Chain datasets from multiple HDF5 files/datasets

2019-04-12 00:16发布

问题:

The benefits and simplistic mapping that h5py provides (through HDF5) for persisting datasets on disk is exceptional. I run some analysis on a set of files and store the result into a dataset, one for each file. At the end of this step, I have a set of h5py.Dataset objects which contain 2D arrays. The arrays all have the same number of columns, but different number of rows, i.e., (A,N), (B,N), (C,N), etc.

I would now like to access these multiple 2D arrays as a single array 2D array. That is, I would like to read them on-demand as an array of shape (A+B+C, N).

For this purpose, h5py.Link classes do not help as it works at the level of HDF5 nodes.

Here is some pseudocode:

import numpy as np
import h5py
a = h5py.Dataset('a',data=np.random.random((100, 50)))
b = h5py.Dataset('b',data=np.random.random((300, 50)))
c = h5py.Dataset('c',data=np.random.random((253, 50)))

# I want to view these arrays as a single array
combined = magic_array_linker([a,b,c], axis=1)
assert combined.shape == (100+300+253, 50)

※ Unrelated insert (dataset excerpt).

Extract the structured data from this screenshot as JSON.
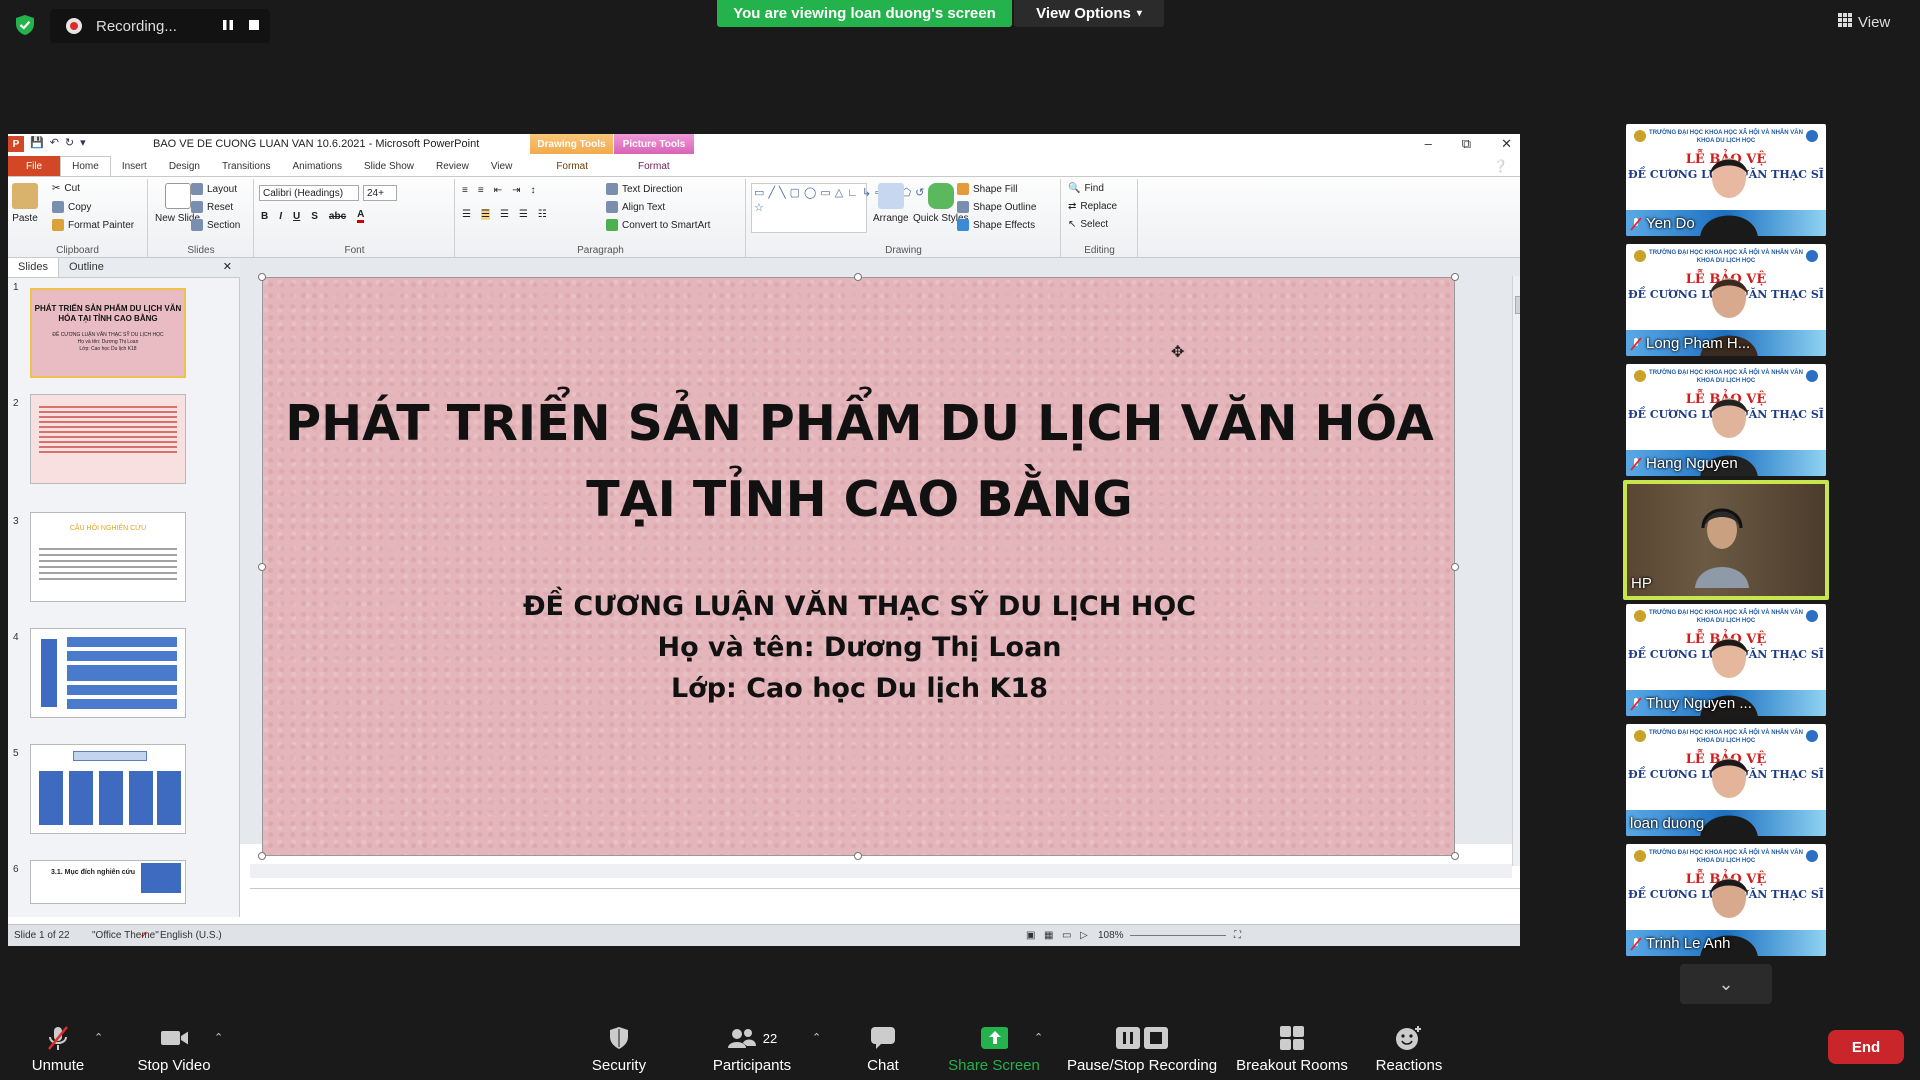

For my purposes, suggestions of copying the arrays into a new file do not work. I'm also open to solving this on the numpy level, but I don't find any suitable options with numpy.view or numpy.concatenate that would work without copying out the data.

Does anybody know of a way to view multiple arrays as a stacked set of arrays, without copying and from h5py.Dataset?

回答1:

First up, I don't think there is a way to do this without copying the data in order to return a single array. As far as I can tell, it's not possible to concatenate numpy views into one array - unless, of course, you create your own wrapper.

Here I demonstrate a proof of concept using Object/Region references. The basic premise is that we make a new dataset in the file which is an array of references to the constituent subarrays. By storing references like this, the subarrays can change size dynamically and indexing the wrapper will always index the correct subarrays.

As this is just a proof of concept, I haven't implemented proper slicing, just very simple indexing. There's also no attempt at error checking - this will almost definitely break in production.

class MagicArray(object):
    """Magically index an array of references
    """
    def __init__(self, file, references, axis=0):
        self.file = file
        self.references = references
        self.axis = axis

    def __getitem__(self, items):
        # We need to modify the indices, so make sure items is a list
        items = list(items)

        for item in items:
            if hasattr(item, 'start'):
                # items is a slice object
                raise ValueError('Slices not implemented')

        for ref in self.references:
            size = self.file[ref].shape[self.axis]

            # Check if the requested index is in this subarray
            # If not, subtract the subarray size and move on
            if items[self.axis] < size:
                item_ref = ref
                break
            else:
                items[self.axis] = items[self.axis] - size

        return self.file[item_ref][tuple(items)]

Here's how you use it:

with h5py.File("/tmp/so_hdf5/test.h5", 'w') as f:
    a = f.create_dataset('a',data=np.random.random((100, 50)))
    b = f.create_dataset('b',data=np.random.random((300, 50)))
    c = f.create_dataset('c',data=np.random.random((253, 50)))

    ref_dtype = h5py.special_dtype(ref=h5py.Reference)
    ref_dataset = f.create_dataset("refs", (3,), dtype=ref_dtype)

    for i, key in enumerate([a, b, c]):
        ref_dataset[i] = key.ref

with h5py.File("/tmp/so_hdf5/test.h5", 'r') as f:
    foo = MagicArray(f, f['refs'], axis=0)
    print(foo[104, 4])
    print(f['b'][4,4])

This should be fairly trivial to extend to fancier indexing (i.e. being able to handle slices), but I can't see how to do so without copying data.

You might be able to subclass from numpy.ndarray and get all the usual methods as well.